Elle a derrière elle une carrière éblouissante qu’elle continue d’assurer malgré son grand âge. Le théâtre l’a toujours tenue debout, mais à quel prix ! Elle s’appelle Edwige. Face à elle une jeune femme de 25 ans travaille sur une longue tirade de Phèdre ; elle s’investit, dégorge ses émotions, en vain… Un silence avant la tempête. Edwige grimpe à l’assaut des alexandrins de Racine, les dépèce, les magnifie. Le texte prend alors une consistance que la jeune comédienne ne pouvait pas soupçonner, prétextant que cette marâtre est trop éloignée d’elle, que ses passions ne la concernent pas… Edwige lui dévoile des secrets, sculpte la chair de ce texte magnifique qui élève l’individu, comme le font tous les grands classiques.
Conflit de générations
Gil Galliot, l’auteur, cumule les fonctions de metteur en scène, de comédien, de professeur.
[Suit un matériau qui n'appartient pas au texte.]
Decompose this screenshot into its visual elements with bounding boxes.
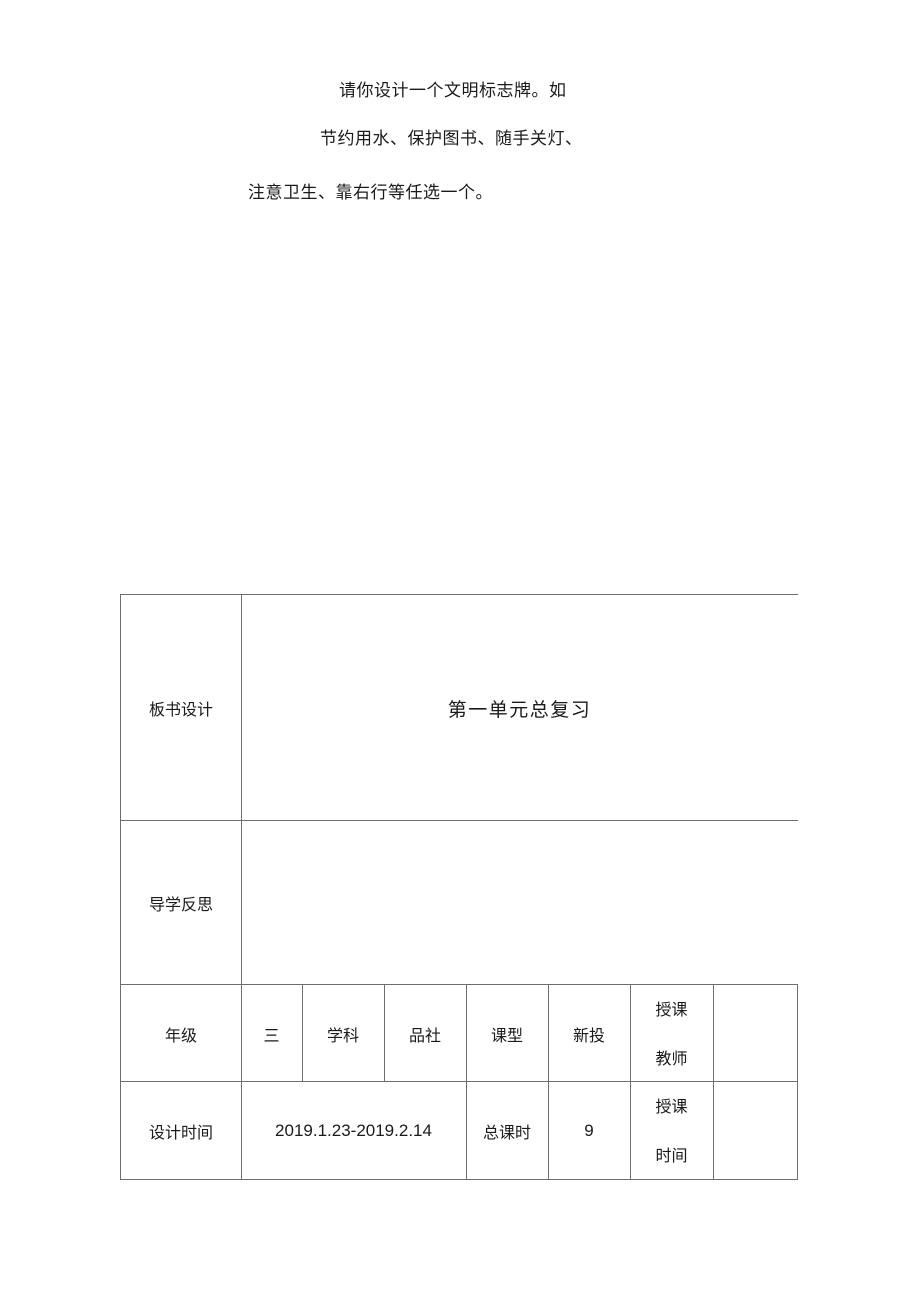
- class-time-label-cell: 授课 时间: [630, 1081, 714, 1180]
- subject-label: 学科: [326, 1025, 359, 1045]
- class-time-value-cell: [713, 1081, 798, 1180]
- grade-label-cell: 年级: [120, 984, 242, 1082]
- total-hours-value: 9: [584, 1120, 594, 1140]
- class-time-label-line1: 授课: [655, 1096, 688, 1116]
- lesson-type-value: 新投: [572, 1025, 605, 1045]
- lesson-type-value-cell: 新投: [548, 984, 631, 1082]
- total-hours-label-cell: 总课时: [466, 1081, 549, 1180]
- class-time-label-line2: 时间: [655, 1145, 688, 1165]
- reflection-label-cell: 导学反思: [120, 820, 242, 985]
- subject-label-cell: 学科: [302, 984, 385, 1082]
- grade-value-cell: 三: [241, 984, 303, 1082]
- grade-label: 年级: [164, 1025, 197, 1045]
- grade-value: 三: [263, 1025, 280, 1045]
- subject-value-cell: 品社: [384, 984, 467, 1082]
- board-design-title: 第一单元总复习: [447, 698, 592, 721]
- instruction-line-2: 节约用水、保护图书、随手关灯、: [320, 129, 583, 149]
- board-design-label-cell: 板书设计: [120, 594, 242, 821]
- design-time-value: 2019.1.23-2019.2.14: [275, 1120, 432, 1140]
- reflection-label: 导学反思: [148, 895, 213, 914]
- teacher-label-cell: 授课 教师: [630, 984, 714, 1082]
- subject-value: 品社: [408, 1025, 441, 1045]
- instruction-line-3: 注意卫生、靠右行等任选一个。: [248, 183, 493, 203]
- total-hours-value-cell: 9: [548, 1081, 631, 1180]
- board-design-content-cell: 第一单元总复习: [241, 594, 798, 821]
- instruction-line-1: 请你设计一个文明标志牌。如: [339, 81, 567, 101]
- reflection-content-cell: [241, 820, 798, 985]
- teacher-value-cell: [713, 984, 798, 1082]
- total-hours-label: 总课时: [482, 1122, 531, 1142]
- teacher-label-line2: 教师: [655, 1048, 688, 1068]
- design-time-value-cell: 2019.1.23-2019.2.14: [241, 1081, 467, 1180]
- board-design-label: 板书设计: [148, 700, 213, 719]
- lesson-type-label-cell: 课型: [466, 984, 549, 1082]
- lesson-type-label: 课型: [490, 1025, 523, 1045]
- design-time-label: 设计时间: [148, 1122, 213, 1142]
- design-time-label-cell: 设计时间: [120, 1081, 242, 1180]
- teacher-label-line1: 授课: [655, 999, 688, 1019]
Il a confié à Bérengère Dautun un rôle-miroir où s’entrelacent des éléments de sa propre vie avec des événements qui pourraient toucher n’importe quelle comédienne. Il frappe fort avec Madame Dautun. Elle a marqué de son empreinte tant de rôles du grand répertoire à la Comédie-Française et ailleurs. Elle est ici impériale, voix grave oscillant entre éclats rageurs et émotions chuchotées face à Clara Symchowicz tout en blondeur, en doutes, en espoirs… L’apprentie comédienne se nourrit des conseils de son aînée, se rebiffe parfois, capitule souvent. Il rôde dans Ma vie en aparté un mystère, une blessure qu’Edwige verrouille jalousement avant de donner sa clé à la jeune femme. Devoir de transmission ou soulagement de confier une plaie encore béante ? Quel contentement de mettre enfin des mots sur les conflits de générations qui, au théâtre comme ailleurs, se résolvent par un riche dialogue. Un texte si foisonnant qu’on ne demande qu’à le réentendre, des comédiennes équilibristes sur le fil des mots, cela suffit largement à parler d’un théâtre trois étoiles.
Jean-Louis Châles
« Ma vie en aparté » est donné jusqu’au 29 juillet au théâtre des Trois-Soleils.